Treatment of acute massive thyroid hormone overdosage is aimed at reducing gastrointestinal absorption of the drugs and counteracting central and peripheral effects, mainly those of increased sympathetic activity. Vomiting may be induced initially if further gastrointestinal absorption can reasonably be prevented and barring contraindications such as coma, convulsions, or loss of the gagging reflex. Treatment is symptomatic and supportive. Oxygen may be administered and ventilation maintained. Cardiac glycosides may be indicated if congestive heart failure develops. Measures to control fever, hypoglycemia, or fluid loss should be instituted if needed. Antiadrenergic agents, particularly propranolol, have been used advantageously in the treatment of increased sympathetic activity. Propranolol may be administered intravenously at a dosage of 1 to 3 mg over a 10-minute period or orally, 80 to 160 mg/day, initially, especially when no contraindications exist for its use. Other adjunctive measures may include administration of cholestyramine to interfere with thyroxine absorption, and glucocorticoids to inhibit conversion of T 4 to T 3 .

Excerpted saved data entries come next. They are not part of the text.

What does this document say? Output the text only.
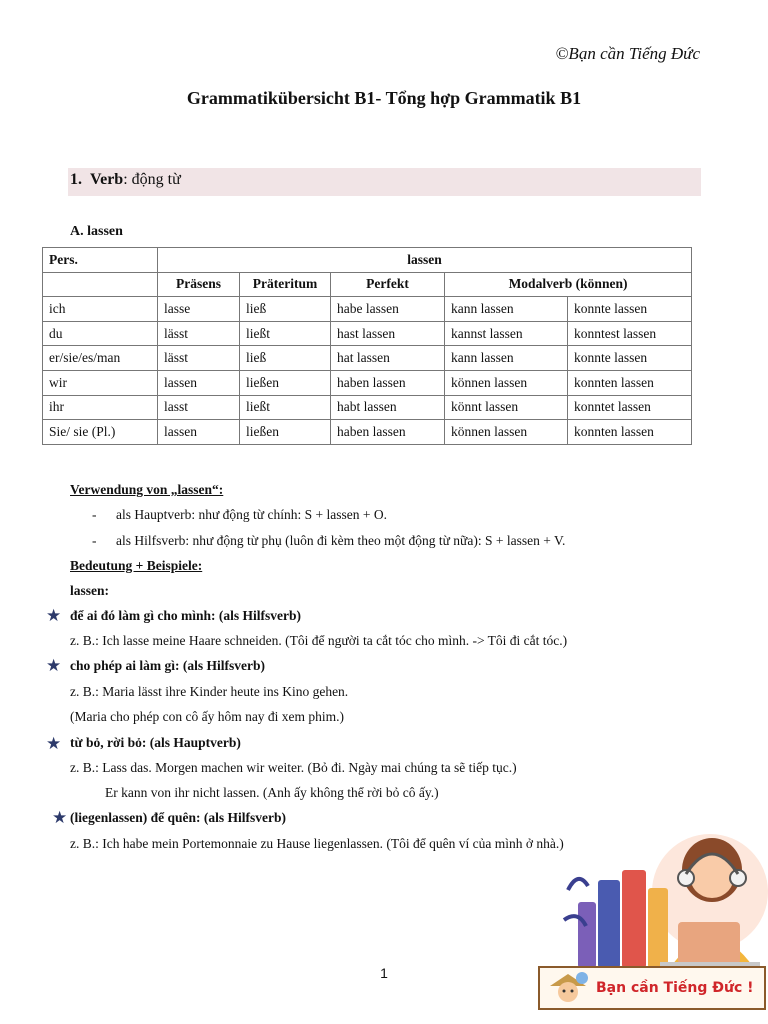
©Bạn cần Tiếng Đức
Grammatikübersicht B1- Tổng hợp Grammatik B1
1. Verb: động từ
A. lassen
Pers.	lassen				
	Präsens	Präteritum	Perfekt	Modalverb (können)	
ich	lasse	ließ	habe lassen	kann lassen	konnte lassen
du	lässt	ließt	hast lassen	kannst lassen	konntest lassen
er/sie/es/man	lässt	ließ	hat lassen	kann lassen	konnte lassen
wir	lassen	ließen	haben lassen	können lassen	konnten lassen
ihr	lasst	ließt	habt lassen	könnt lassen	konntet lassen
Sie/ sie (Pl.)	lassen	ließen	haben lassen	können lassen	konnten lassen
Verwendung von „lassen“:
- als Hauptverb: như động từ chính: S + lassen + O.
- als Hilfsverb: như động từ phụ (luôn đi kèm theo một động từ nữa): S + lassen + V.
Bedeutung + Beispiele:
lassen:
★ để ai đó làm gì cho mình: (als Hilfsverb)
z. B.: Ich lasse meine Haare schneiden. (Tôi để người ta cắt tóc cho mình. -> Tôi đi cắt tóc.)
★ cho phép ai làm gì: (als Hilfsverb)
z. B.: Maria lässt ihre Kinder heute ins Kino gehen.
(Maria cho phép con cô ấy hôm nay đi xem phim.)
★ từ bỏ, rời bỏ: (als Hauptverb)
z. B.: Lass das. Morgen machen wir weiter. (Bỏ đi. Ngày mai chúng ta sẽ tiếp tục.)
Er kann von ihr nicht lassen. (Anh ấy không thể rời bỏ cô ấy.)
★ (liegenlassen) để quên: (als Hilfsverb)
z. B.: Ich habe mein Portemonnaie zu Hause liegenlassen. (Tôi để quên ví của mình ở nhà.)
Bạn cần Tiếng Đức !
1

The goal of therapy should be the restoration of euthyroidism as judged by clinical response and confirmed by appropriate laboratory values. In adults with no complicating endocrine or cardiovascular disease, the predicted full maintenance dose may be achieved immediately with adjustments made as indicated by clinical evaluation. The usual maintenance dose of Levothroid Tablets is 100 to 200 mcg.
In patients with known complications or in case of doubt, individual dose titration at 2- to 4-week intervals is recommended. The usual starting dose is 50 mcg with increases of 50 mcg at 2- to 4-week intervals until the patient is euthyroid or symptoms ensue which preclude further dose increase.
In adult myxedema or hypothyroid patients with angina, the starting dose should be 25 mcg with increases at 2- to 4-week intervals of 25 to 50 mcg as determined by clinical response.
Myxedema coma is usually precipitated in the hypothyroid patient of long-standing by intercurrent illness or drugs such as sedatives and anesthetics and should be considered a medical emergency. Therapy should be directed at the correction of electrolyte disturbances and possible infection besides the administration of thyroid hormones. Corticosteroids should be administered routinely. T 4 and T 3 may be administered via a nasogastric tube, but the preferred route of administration of both hormones is intravenous. Sodium levothyroxine (T 4 ) is given at a starting dose of 200-500 mcg (100 mcg/mL given rapidly), and is usually well tolerated, even in the elderly. This initial dose is followed by daily supplements of 100 to 200 mcg given IV. Normal T 4 levels are achieved in 24 hours followed in 3 days by threefold increase of T 3 . Oral therapy with Levothroid Tablets should be resumed as soon as the clinical situation has been stabilized and the patient is able to take oral medication.
Pediatric dosage should follow the recommendations summarized in Table I. In infants with congenital hypothyroidism, therapy with full doses should be instituted as soon as the diagnosis has been made. Levothroid Tablets may be given to infants and children who cannot swallow intact tablets by crushing the tablet and suspending the freshly crushed tablet in a small amount of water (5 to 10 ml), breast milk or formula (non-soybean). The suspension can be given by spoon or dropper. DO NOT STORE THE SUSPENSION FOR ANY PERIOD OF TIME. The crushed tablet may also be sprinkled over a small amount of food, such as cooked cereal or apple sauce. Foods or formulas containing large amounts of iron, soybean, or fiber should not be used to administer Levothroid.
Tablets should be stored at controlled room temperature, 59°-86°F (15°-30°C) in capped bottles or unbroken plastic strip packing. Levothroid Tablets should be protected from light and moisture.